The runs expectancy matrix is displayed on the top. One graphs the values as a function of the Bases Score which is equal to one plus the sum of bases occupied plus 1 if there is more than one runner. I do separate least-squares fit for each value of number of outs. The intercepts and slopes from this fit are displayed on the left hand side.

I run this app using 2021 data and letting the metrix be the probability of scoring 2 or more runs in the remainder of the innint.

StreakyInPlay() - Explores streakiness patterns on estimated BA and wOBA measurements for specific 2021 hitter

One enters the number of a 2021 batter of interest and the measure of interest (either expected BA or expected wOBA). Here we are considering Bryce Harper and using expected BA. In addition, one inputs the width for the moving average.

The Observed tab displays a moving average plot of the hitting measure as a function of the in-play number. A measure of streakiness is the area of the blue region where the horizontal line is the average measure value for that hitter that season.
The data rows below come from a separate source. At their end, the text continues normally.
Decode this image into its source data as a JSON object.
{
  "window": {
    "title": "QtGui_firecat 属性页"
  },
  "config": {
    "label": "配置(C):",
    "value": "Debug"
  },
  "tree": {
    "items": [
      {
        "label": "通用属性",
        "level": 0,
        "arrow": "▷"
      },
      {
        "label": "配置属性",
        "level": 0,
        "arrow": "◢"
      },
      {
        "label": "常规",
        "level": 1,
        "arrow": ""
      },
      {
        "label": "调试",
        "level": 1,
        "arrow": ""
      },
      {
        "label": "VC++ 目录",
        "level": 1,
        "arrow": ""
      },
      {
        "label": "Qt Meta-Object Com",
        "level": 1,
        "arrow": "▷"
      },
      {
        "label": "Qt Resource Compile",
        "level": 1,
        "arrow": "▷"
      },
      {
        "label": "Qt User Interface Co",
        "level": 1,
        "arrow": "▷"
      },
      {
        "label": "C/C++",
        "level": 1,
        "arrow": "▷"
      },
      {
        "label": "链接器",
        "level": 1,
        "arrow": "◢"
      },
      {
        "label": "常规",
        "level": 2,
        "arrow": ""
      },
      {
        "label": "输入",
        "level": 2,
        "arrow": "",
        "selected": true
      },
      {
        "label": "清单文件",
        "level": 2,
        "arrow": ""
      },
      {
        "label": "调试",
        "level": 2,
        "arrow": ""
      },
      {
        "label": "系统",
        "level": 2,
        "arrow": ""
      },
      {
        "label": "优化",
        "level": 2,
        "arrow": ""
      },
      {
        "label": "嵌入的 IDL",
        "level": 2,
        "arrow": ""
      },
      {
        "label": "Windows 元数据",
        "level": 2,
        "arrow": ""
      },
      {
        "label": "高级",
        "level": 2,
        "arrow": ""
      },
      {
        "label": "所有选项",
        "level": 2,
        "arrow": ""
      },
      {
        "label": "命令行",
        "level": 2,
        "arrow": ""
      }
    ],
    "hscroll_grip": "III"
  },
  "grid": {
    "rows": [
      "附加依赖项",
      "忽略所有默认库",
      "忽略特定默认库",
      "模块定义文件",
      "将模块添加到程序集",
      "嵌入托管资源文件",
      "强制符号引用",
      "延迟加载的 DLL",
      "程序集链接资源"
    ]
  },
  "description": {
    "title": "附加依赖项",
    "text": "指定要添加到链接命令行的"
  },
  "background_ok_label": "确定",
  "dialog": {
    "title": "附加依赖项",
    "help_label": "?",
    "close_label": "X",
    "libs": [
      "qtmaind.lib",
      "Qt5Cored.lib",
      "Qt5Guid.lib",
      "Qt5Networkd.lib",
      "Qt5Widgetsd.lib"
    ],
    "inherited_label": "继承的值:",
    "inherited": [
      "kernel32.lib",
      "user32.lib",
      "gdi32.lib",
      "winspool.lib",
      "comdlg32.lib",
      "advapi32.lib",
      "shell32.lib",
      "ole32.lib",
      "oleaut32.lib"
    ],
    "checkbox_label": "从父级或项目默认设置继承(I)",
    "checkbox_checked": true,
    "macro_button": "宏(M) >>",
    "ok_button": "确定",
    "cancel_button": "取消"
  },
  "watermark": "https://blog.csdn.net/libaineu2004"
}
The Simulated tab illustrates the results of a simulation experiment to measure the significance of the observed BLUE measure. One randomly permutes the observed measurements and computes the moving averages and the BLUE statistic. By repeating this exercise 500 times, one gets a distribution of the BLUE measure under this equal probability model. The tail probability is the probability the random BLUE value is at least as large as the observed value. S tail probabilities indicate that we have observed extreme streakiness relative to this probability model.t

Datasets in Package

All of the data for using these apps is included as part of the ShinyBaseball package.

chadwick

This provides the Statcast ids for all Major League Players.

FF_15_20

This dataset provides Statcast data on four-seam fastballs for the seasons 2015 through 2020.

fg2020batting

This dataset contains stats for the FanGraphs leaders for the 2020 season. This data is used for the FourMeasures(), PointBrush(), PointClick(), PointHover() Shiny apps.

game_info

This dataset contains the game ids for a large number of MLB games.

retro2019

This dataset contains event data for all 191,973 plate appearances for the 2019 season.

sc_ip_19_20

This dataset provides in-play Statcast data for the two seasons 2019 and 2021. This is used in the InPlayRatesSpray2() app.

sc_pitcher_2019

This dataset provides Statcast data for the 732,473 pitches in the 2019 season. This is data is used for the PitchOutcome() and PitchTypeCount() Shiny apps.

sc2019_ip_radial

This dataset contains launch angle, launch speed, estimated ba, and event data for all balls in play for 2019 season.

sc2019_ip

This dataset provides Statcast data for the 125,751 balls put in play for the 2019 season. This data is used for the BrushingZone(), SprayChart() and SprayCompare() Shiny apps.

sc2021_ip

This dataset provides Statcast data for the balls put in play for the 2021 season. This data is ued for the InPlayRatesSpray() Shiny app.

sc2021_ip3

This dataset provides Statcast data for the balls put in play for the 2021 season. This data is used for the StreakyInPlay() Shiny app.

top30homerun

This data from Baseball Reference gives data about each home run hit by the top-30 career hitters in MLB history. This data is ued for the HomeRunPaths() Shiny app.

twentyyears_RE

This data contains runs expectancy calculations for the twenty seasons 2000 through 2019 as function of the runners on base and number of outs. This data is used for the RunsExpectancy() Shiny app.